Царь пожал плечами, но понял брата. Лишение парадировок и блестящего гвардейского фрунта ему самому мыслилось как безусловный урок судьбы. Братья Романовы обладали мышлением, вытянутым в ниточку, будто носки сапог в строю. Шаг назад или шаг в сторону просто не попадали в поле их духовного зрения.

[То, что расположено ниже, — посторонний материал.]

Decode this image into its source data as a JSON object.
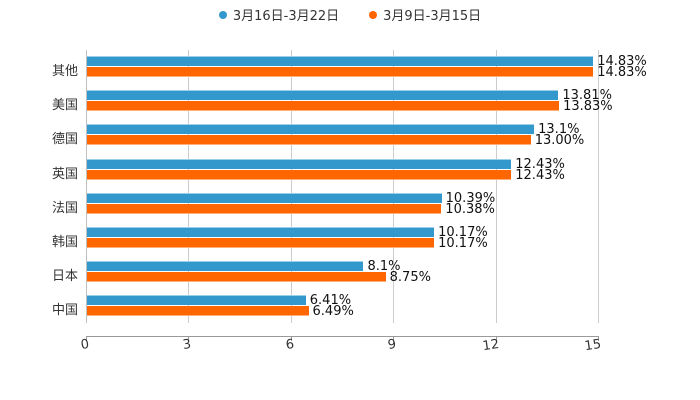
{
  "chart_data": {
    "type": "bar",
    "orientation": "horizontal",
    "title": "",
    "xlabel": "",
    "ylabel": "",
    "categories": [
      "其他",
      "美国",
      "德国",
      "英国",
      "法国",
      "韩国",
      "日本",
      "中国"
    ],
    "series": [
      {
        "name": "3月16日-3月22日",
        "color": "#3398cc",
        "values": [
          14.83,
          13.81,
          13.1,
          12.43,
          10.39,
          10.17,
          8.1,
          6.41
        ],
        "labels": [
          "14.83%",
          "13.81%",
          "13.1%",
          "12.43%",
          "10.39%",
          "10.17%",
          "8.1%",
          "6.41%"
        ]
      },
      {
        "name": "3月9日-3月15日",
        "color": "#ff6600",
        "values": [
          14.83,
          13.83,
          13.0,
          12.43,
          10.38,
          10.17,
          8.75,
          6.49
        ],
        "labels": [
          "14.83%",
          "13.83%",
          "13.00%",
          "12.43%",
          "10.38%",
          "10.17%",
          "8.75%",
          "6.49%"
        ]
      }
    ],
    "xlim": [
      0,
      15
    ],
    "xticks": [
      "0",
      "3",
      "6",
      "9",
      "12",
      "15"
    ],
    "grid": true,
    "legend_position": "top"
  },
  "legend": {
    "items": [
      {
        "label": "3月16日-3月22日",
        "color": "#3398cc"
      },
      {
        "label": "3月9日-3月15日",
        "color": "#ff6600"
      }
    ]
  }
}
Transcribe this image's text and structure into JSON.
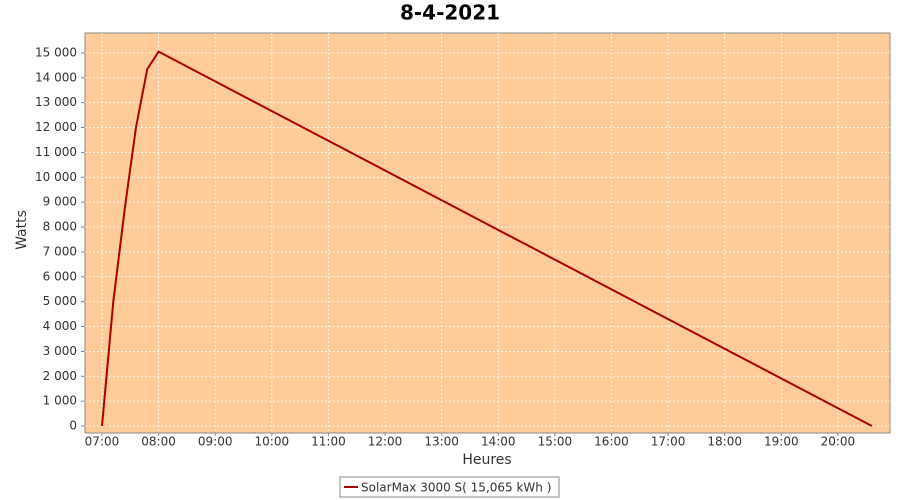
{
  "chart_data": {
    "type": "line",
    "title": "8-4-2021",
    "x_label": "Heures",
    "y_label": "Watts",
    "x": [
      7.0,
      7.2,
      7.4,
      7.6,
      7.8,
      8.0,
      20.6
    ],
    "series": [
      {
        "name": "SolarMax 3000 S( 15,065 kWh )",
        "color": "#aa0000",
        "values": [
          0,
          5000,
          8700,
          12000,
          14350,
          15050,
          0
        ]
      }
    ],
    "xlim": [
      6.7,
      20.92
    ],
    "xticks": [
      {
        "value": 7,
        "label": "07:00"
      },
      {
        "value": 8,
        "label": "08:00"
      },
      {
        "value": 9,
        "label": "09:00"
      },
      {
        "value": 10,
        "label": "10:00"
      },
      {
        "value": 11,
        "label": "11:00"
      },
      {
        "value": 12,
        "label": "12:00"
      },
      {
        "value": 13,
        "label": "13:00"
      },
      {
        "value": 14,
        "label": "14:00"
      },
      {
        "value": 15,
        "label": "15:00"
      },
      {
        "value": 16,
        "label": "16:00"
      },
      {
        "value": 17,
        "label": "17:00"
      },
      {
        "value": 18,
        "label": "18:00"
      },
      {
        "value": 19,
        "label": "19:00"
      },
      {
        "value": 20,
        "label": "20:00"
      }
    ],
    "ylim": [
      -280,
      15800
    ],
    "yticks": [
      0,
      {
        "value": 1000,
        "label": "1 000"
      },
      {
        "value": 2000,
        "label": "2 000"
      },
      {
        "value": 3000,
        "label": "3 000"
      },
      {
        "value": 4000,
        "label": "4 000"
      },
      {
        "value": 5000,
        "label": "5 000"
      },
      {
        "value": 6000,
        "label": "6 000"
      },
      {
        "value": 7000,
        "label": "7 000"
      },
      {
        "value": 8000,
        "label": "8 000"
      },
      {
        "value": 9000,
        "label": "9 000"
      },
      {
        "value": 10000,
        "label": "10 000"
      },
      {
        "value": 11000,
        "label": "11 000"
      },
      {
        "value": 12000,
        "label": "12 000"
      },
      {
        "value": 13000,
        "label": "13 000"
      },
      {
        "value": 14000,
        "label": "14 000"
      },
      {
        "value": 15000,
        "label": "15 000"
      }
    ],
    "grid": true,
    "plot_background": "#ffcc99",
    "legend": "bottom"
  }
}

...Человек жёстко приторочен к месту и времени. Но кроме родины в пространстве, у него может существовать особая отчизна — тот кусок истории, к которому он чувствует себя наиболее пригодным. Был ли Лермонтов «человеком декабризма», лишь по ошибке родившимся на десять лет позже? Мог бы он воскликнуть, как Одоевский, спеша к Сенатской площади: «Ах, как славно мы умрём!» — захотел бы сказать это? Следует ли довериться его горестному четверостишию:
Моё грядущее в тумане,
Былое полно мук и зла...
Зачем не позже иль не ране
Меня природа создала?
Может быть, в своём времени Лермонтову было не только тесно: оно стало для него смертельно несовпадающим?
ГЛАВА ПЯТАЯ
— Меня восхищает этот карнавал, который ежеминутно течёт перед глазами. Готов сидеть на скамье хоть целый день и смотреть до изнеможения. Что за преуморительные физиономии! Какие курьёзные платья! Вон тот в нанковом сюртуке и с золотой кокардой на залихватском картузе. Или дама в вуалях под охраной черкесской папахи... Поистине водяное общество — уродливый сколок с большого света! То же разделение по ступеням, та же невидимая субординация. Генерал не потерпит, чтобы его стаканчик висел на крючке наравне с капитанским. Да инвалид-служитель и сам не посмеет ошибиться! Нет, ты обязательно обрати внимание. Сатин[33], с каким беспокойством публика следит, где поместят их посуду!
— А в каком ранжире обретаешься ты сам?
Лермонтов небрежно пожал плечами.
— Я брезглив и хожу с собственной кружкой.
Молодые люди замолкли, но продолжали следить за проходящими. Жидкая тень липок, не так давно привезённых с лесистых склонов Машука, чертила сквозные узоры по песку центральной аллеи пятигорского бульвара и на зонтиках гуляющих барынь. Каждая двигалась в сопровождении маленького двора, где ей спешили услужить или занять беседой. Дама глубокомысленно кивала, между тем как быстрые взоры ревниво обшаривали толпу, выделяя туалеты встречных соперниц, проходивших мимо с таким же точно чванливым и настороженным видом. То, что доходило до ушей обоих приятелей, касалось материй скучных: как часто и в каком количестве следует пользовать целебные воды?
На Горячей горе каждые полчаса сторож отбивал время большим колоколом, давая знать, когда начинать и когда кончать приём ванн в Николаевских купальнях. Для верности он сверялся с солнечными часами, которые были установлены в сквере. Дни на водах протекали в хлопотах.
— Да здесь, кажется, пропасть хорошеньких, — продолжал Лермонтов, развалясь с удобством на скамье. — Кто та провинциалочка в розовом капоре с опущенными глазками? Ты ведь всех, верно, знаешь, Сатин?
— Ошибаешься. Я не жуир. Первое время лежал недвижим, еле стал передвигаться... Но барышню, как и её родительницу-майоршу, ту, с бородавкой на лбу, по случайности знаю; обе из Симбирска, места моей высылки. Госпожа Киньякова с дочерью. Мать лечит печёночные колики, выпивает в день по полведра воды из источника, а дочка отчаянно скучает. Её прозвали здесь по-английски Мери.
— Мери? Княжна Мери... — почти беззвучно повторил Лермонтов. Душа его внезапно напряглась. — На ближайшем балу в четверг в ресторации Найтаки буду с нею танцевать. Сам увидишь.